In this directory, you can find several notebooks that illustrate how to use Deepmind's Perceiver IO both for fine-tuning on custom data as well as inference. They are based on the official Colab notebooks released by Deepmind, as well as some additional notebooks which I believe will be helpful for the community.
The notebooks which are available are:
- showcasing masked language modeling and image classification with the Perceiver
- fine-tuning the Perceiver for image classification
- fine-tuning the Perceiver for text classification
- predicting optical flow between a pair of images with
PerceiverForOpticalFlow
- auto-encoding a video (images, audio, labels) with
PerceiverForMultimodalAutoencoding
Note that these are just a few examples of what you can do with the Perceiver. There are many more possibilities with it, such as question-answering, named-entity recognition on text, object detection on images, audio classification,... Basically, anything you can do with BERT/ViT/Wav2Vec2/DETR/etc., you can do with the Perceiver too.
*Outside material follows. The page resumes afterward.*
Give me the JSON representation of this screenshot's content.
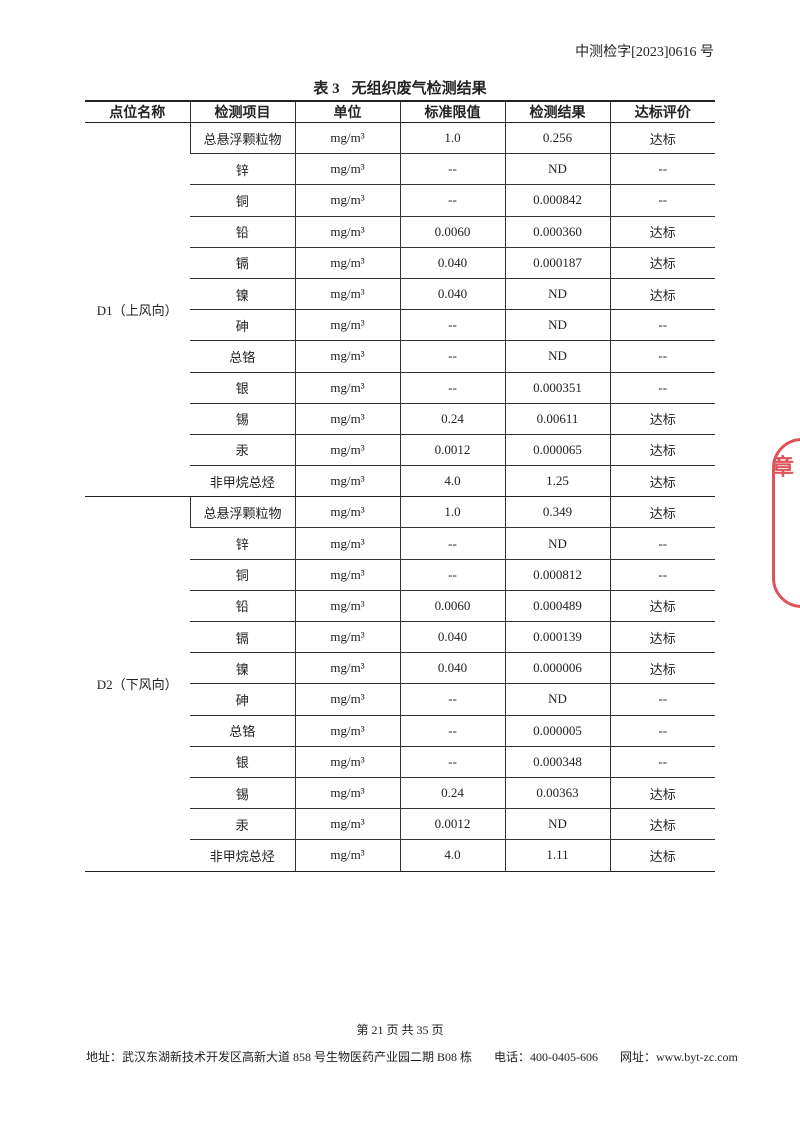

The Perceiver and its follow-up variant, Perceiver IO by Google Deepmind are one of my favorite works of 2021.
This model is quite elegant: it aims to solve the quadratic complexity of the self-attention mechanism by employing it on a (not-too large) set of latent variables, rather than on the inputs. The inputs are only used for doing cross-attention with the latents. In that way, the inputs (which can be text, image, audio, video,...) don't have an impact on the memory and compute requirements of the self-attention operations.
In the Perceiver IO paper, the authors extend this to let the Perceiver also handle arbitrary outputs, next to arbitrary inputs. The idea is similar: one only employs the outputs for doing cross-attention with the latents.
The authors show that the model can achieve great results on a variety of modalities, including masked language modeling, image classification, optical flow, multimodal autoencoding and games.
The difference between the various models lies in their preprocessor, decoder and optional postprocessor. I've implemented all models that Deepmind open-sourced (originally written in JAX/Haiku) in PyTorch.